The Treasury complex concluded its day on its highs as the yield on the 10-yr note sank two basis points to 1.76%.

Today's participation was above the recent average as more than 983 million shares changed hands on the NYSE floor.

Today's economic data included the weekly MBA Mortgage Index, March Core PPI, Retail Sales for March, February Business Inventories, and the Fed's Beige Book for April: 

  • The weekly MBA Mortgage Index showed a seasonally adjusted increase of 10.0% 
  • The Producer Price Index for final demand declined 0.1% (consensus +0.3%).Excluding food and energy, producer prices were also down 0.1% (consensus +0.2%) after being unchanged in February.
    • The March data underscore that inflation continued to run cool at the producer level, which should presumably help keep consumer prices in check.
    • A 0.2% decline in prices for final demand services acted as a drag on the final demand index, but was offset in part by a 0.2% increase in prices for final demand goods.
    • On an unadjusted basis, prices for final demand are down 0.1% year-over-year. Final demand prices less food and energy are up 1.0% year-over-year on an unadjusted basis.
  • The Retail Sales report for March was pretty lackluster, offering further evidence that consumer spending and economic activity overall was pretty weak in the first quarter.
    • Plagued by a 2.1% decline in auto sales, total retail sales declined 0.3% in March (consensus +0.1) after being unchanged in February.
    • Excluding autos, retail sales were up a weaker than expected 0.2%  (consensus +0.4%) after also being unchanged in February.
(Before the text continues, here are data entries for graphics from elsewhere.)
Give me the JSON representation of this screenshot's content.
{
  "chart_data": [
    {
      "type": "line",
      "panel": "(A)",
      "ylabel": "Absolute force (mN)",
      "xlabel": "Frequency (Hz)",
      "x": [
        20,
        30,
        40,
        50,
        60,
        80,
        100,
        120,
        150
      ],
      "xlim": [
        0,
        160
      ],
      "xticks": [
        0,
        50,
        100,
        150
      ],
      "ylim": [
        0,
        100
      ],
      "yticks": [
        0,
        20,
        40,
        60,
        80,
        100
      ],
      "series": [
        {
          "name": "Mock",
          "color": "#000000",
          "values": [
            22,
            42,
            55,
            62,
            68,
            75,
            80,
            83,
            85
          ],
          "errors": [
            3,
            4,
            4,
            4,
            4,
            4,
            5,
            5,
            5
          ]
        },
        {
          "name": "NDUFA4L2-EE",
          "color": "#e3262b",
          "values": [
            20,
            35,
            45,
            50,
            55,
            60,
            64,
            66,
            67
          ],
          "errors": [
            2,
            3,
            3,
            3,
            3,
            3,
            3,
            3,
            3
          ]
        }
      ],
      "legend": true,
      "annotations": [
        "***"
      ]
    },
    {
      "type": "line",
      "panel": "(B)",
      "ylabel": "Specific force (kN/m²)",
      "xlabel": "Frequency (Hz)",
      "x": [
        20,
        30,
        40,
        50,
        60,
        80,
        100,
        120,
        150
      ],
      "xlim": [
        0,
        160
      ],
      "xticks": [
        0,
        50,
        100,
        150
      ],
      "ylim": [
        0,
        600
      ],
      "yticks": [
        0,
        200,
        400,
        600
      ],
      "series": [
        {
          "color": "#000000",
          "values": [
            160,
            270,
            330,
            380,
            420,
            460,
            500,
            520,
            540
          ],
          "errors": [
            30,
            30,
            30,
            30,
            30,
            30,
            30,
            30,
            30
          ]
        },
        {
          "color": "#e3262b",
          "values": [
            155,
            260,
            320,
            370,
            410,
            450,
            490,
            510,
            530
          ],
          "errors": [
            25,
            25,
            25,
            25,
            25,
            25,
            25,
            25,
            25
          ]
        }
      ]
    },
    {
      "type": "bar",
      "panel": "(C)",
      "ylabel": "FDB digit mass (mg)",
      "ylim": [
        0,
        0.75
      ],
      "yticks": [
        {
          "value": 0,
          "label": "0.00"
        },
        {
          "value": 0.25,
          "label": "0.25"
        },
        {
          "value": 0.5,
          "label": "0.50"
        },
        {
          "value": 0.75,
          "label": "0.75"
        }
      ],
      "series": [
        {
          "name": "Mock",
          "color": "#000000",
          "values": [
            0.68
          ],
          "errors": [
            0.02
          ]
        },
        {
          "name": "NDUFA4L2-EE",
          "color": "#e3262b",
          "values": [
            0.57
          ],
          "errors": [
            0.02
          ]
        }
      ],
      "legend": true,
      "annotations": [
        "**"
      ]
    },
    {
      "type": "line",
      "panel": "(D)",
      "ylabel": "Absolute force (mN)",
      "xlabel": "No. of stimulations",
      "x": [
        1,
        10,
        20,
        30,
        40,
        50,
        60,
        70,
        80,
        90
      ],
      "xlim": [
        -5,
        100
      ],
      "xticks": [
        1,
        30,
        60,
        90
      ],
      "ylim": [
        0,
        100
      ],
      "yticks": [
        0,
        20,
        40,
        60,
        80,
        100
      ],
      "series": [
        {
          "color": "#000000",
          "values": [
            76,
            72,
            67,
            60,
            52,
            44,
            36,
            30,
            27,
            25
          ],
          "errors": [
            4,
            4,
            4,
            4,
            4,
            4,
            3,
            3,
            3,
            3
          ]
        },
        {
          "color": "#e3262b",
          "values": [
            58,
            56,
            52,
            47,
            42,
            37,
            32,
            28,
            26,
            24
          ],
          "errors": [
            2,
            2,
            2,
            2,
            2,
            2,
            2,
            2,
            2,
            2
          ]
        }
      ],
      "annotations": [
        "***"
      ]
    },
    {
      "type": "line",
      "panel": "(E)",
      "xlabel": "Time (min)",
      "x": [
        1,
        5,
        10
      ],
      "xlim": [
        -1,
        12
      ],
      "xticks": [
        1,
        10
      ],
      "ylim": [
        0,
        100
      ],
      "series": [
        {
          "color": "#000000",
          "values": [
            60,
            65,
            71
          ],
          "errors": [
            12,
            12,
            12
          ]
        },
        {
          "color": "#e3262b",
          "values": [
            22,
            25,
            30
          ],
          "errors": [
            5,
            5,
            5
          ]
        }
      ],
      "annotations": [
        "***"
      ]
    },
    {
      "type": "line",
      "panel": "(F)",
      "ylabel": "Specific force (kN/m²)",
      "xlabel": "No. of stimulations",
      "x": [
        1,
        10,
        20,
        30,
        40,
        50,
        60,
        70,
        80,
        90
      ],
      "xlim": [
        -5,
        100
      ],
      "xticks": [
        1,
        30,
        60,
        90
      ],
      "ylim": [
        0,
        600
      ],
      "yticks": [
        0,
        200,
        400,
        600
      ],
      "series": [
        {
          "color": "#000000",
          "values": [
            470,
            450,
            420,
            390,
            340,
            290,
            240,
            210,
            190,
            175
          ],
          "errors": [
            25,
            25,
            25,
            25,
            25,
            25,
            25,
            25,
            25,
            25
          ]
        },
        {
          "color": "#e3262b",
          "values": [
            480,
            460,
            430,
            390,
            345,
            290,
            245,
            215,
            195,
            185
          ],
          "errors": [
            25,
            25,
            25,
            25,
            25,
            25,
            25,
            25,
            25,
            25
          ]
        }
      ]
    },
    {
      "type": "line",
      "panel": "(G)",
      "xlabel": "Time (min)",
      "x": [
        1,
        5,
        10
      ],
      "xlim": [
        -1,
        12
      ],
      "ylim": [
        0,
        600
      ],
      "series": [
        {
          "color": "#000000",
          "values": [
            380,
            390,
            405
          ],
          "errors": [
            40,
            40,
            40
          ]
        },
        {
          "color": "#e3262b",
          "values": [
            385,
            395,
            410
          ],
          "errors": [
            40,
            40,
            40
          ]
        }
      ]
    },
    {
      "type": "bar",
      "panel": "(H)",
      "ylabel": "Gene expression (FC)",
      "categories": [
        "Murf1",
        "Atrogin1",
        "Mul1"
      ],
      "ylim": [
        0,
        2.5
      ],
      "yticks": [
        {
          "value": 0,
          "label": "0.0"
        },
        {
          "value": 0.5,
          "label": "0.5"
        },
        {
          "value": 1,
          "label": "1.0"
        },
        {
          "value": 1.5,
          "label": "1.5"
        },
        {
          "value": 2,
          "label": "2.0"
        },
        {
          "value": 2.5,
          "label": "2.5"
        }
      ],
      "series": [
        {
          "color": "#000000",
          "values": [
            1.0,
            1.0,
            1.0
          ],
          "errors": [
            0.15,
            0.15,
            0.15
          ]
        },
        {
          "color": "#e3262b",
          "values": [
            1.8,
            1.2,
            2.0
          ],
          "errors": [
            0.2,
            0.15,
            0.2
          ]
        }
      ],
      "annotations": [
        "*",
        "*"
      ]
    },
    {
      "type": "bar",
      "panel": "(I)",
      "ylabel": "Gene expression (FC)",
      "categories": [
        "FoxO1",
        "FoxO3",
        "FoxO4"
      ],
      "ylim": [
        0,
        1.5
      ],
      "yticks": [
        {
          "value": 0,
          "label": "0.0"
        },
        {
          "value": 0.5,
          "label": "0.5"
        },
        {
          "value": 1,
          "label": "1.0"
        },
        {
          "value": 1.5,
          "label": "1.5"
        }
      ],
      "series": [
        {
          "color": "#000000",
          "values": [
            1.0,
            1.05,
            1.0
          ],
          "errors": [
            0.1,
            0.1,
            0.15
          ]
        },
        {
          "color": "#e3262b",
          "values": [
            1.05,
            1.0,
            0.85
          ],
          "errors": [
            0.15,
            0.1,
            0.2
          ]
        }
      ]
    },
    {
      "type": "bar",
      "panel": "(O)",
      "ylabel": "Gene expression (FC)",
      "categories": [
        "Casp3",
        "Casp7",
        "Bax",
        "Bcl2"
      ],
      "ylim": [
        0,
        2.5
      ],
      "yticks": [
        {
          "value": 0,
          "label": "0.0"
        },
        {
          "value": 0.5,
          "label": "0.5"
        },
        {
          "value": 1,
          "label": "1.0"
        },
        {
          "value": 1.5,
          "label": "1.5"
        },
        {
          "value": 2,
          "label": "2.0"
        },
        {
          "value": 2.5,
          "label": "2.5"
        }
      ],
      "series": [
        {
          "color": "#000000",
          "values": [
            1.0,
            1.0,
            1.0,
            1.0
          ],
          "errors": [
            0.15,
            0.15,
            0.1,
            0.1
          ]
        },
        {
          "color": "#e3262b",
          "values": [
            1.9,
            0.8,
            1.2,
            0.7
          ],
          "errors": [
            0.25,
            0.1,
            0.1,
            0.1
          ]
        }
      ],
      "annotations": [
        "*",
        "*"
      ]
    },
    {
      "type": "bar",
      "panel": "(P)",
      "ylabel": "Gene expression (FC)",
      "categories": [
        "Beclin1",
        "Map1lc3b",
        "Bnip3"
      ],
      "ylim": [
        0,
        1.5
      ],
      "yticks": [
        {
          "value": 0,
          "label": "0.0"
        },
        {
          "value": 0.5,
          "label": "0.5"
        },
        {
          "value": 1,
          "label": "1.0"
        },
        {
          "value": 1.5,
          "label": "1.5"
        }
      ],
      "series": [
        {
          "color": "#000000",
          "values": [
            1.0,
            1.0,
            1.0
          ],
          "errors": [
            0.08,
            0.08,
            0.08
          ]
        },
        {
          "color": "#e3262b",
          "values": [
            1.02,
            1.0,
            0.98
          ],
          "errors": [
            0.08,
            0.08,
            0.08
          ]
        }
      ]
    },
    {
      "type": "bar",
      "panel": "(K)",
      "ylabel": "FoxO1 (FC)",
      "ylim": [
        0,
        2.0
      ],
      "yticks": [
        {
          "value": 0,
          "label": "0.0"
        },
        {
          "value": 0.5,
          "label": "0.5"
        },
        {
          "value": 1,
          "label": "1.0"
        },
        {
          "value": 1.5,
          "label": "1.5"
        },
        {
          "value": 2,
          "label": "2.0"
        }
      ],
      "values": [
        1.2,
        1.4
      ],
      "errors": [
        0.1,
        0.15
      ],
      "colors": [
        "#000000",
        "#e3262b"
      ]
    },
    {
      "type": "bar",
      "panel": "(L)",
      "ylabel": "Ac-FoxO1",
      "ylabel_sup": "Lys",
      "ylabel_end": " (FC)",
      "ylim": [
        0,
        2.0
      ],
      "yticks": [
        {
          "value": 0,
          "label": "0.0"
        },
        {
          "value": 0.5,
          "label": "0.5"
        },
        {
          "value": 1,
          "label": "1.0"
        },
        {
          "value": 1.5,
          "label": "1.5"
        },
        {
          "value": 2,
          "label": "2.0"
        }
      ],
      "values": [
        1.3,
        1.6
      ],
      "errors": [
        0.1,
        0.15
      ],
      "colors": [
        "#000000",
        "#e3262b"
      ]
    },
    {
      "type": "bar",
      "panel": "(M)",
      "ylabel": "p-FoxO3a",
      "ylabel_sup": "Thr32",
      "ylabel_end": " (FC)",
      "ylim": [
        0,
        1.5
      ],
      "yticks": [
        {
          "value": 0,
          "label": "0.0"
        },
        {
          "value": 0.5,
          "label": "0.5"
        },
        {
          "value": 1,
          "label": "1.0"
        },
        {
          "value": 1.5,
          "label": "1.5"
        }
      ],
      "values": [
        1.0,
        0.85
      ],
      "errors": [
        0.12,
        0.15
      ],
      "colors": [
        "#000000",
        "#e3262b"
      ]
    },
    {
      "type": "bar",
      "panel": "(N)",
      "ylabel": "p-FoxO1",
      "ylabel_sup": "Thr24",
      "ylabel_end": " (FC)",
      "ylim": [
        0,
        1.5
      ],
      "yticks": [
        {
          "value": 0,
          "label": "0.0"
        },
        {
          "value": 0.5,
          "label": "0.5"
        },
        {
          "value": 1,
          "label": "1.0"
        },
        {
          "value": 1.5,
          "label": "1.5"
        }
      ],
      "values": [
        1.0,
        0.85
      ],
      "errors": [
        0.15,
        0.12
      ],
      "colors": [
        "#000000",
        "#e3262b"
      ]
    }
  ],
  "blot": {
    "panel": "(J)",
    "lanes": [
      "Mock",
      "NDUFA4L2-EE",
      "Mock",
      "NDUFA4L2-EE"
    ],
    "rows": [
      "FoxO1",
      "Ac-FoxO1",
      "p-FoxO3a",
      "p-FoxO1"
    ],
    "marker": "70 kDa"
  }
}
A 1.4% gain in building material sales and a 0.9% jump in gasoline station sales helped offset a 0.9% drop in apparel sales and a 0.8% decline in sales at food services and drinking places.
    • Core retail sales, which exclude auto, gasoline station, and building material sales, were flat following a 0.4% increase in February. Core retail sales factor into the computation for the goods component of personal consumption expenditures in the GDP report. So, it's not very good news here.
  • Total business inventories declined 0.1% in February (consensus -0.1%). The negative surprise with this report was the downward revision to January business inventories, which were revised to show a decline of 0.1% versus a previously reported reading of being unchanged.
    • The decline in business inventories in February combined with the decline in January will factor negatively in the computation for first quarter GDP, which stood most recently at just 0.1% according to the Atlanta Fed's GDP Now model forecast.
    • Manufacturers' inventories (-0.4%) and merchant wholesaler inventories (-0.5%) were already known. Retailer inventories were the only unknown and they increased 0.6% on top of a 0.4% increase in January.
      The breakdown of retailer inventories showed increases in all major areas, with the exception of furniture, home furnishings, electronic and appliance stores (-0.1%). The biggest uptick in inventories was seen for motor vehicle and parts dealers (+1.3%).
    • The total business inventory-to-sales ratio stood at 1.41 in March, which was unchanged from the upwardly revised reading for February (from 1.40) and up from 1.37 in the same period a year ago.

Tomorrow's economic data will include Core CPI for March (consensus +0.2%) and weekly initial claims (consensus 268k), which will both cross the wires at 8:30 ET.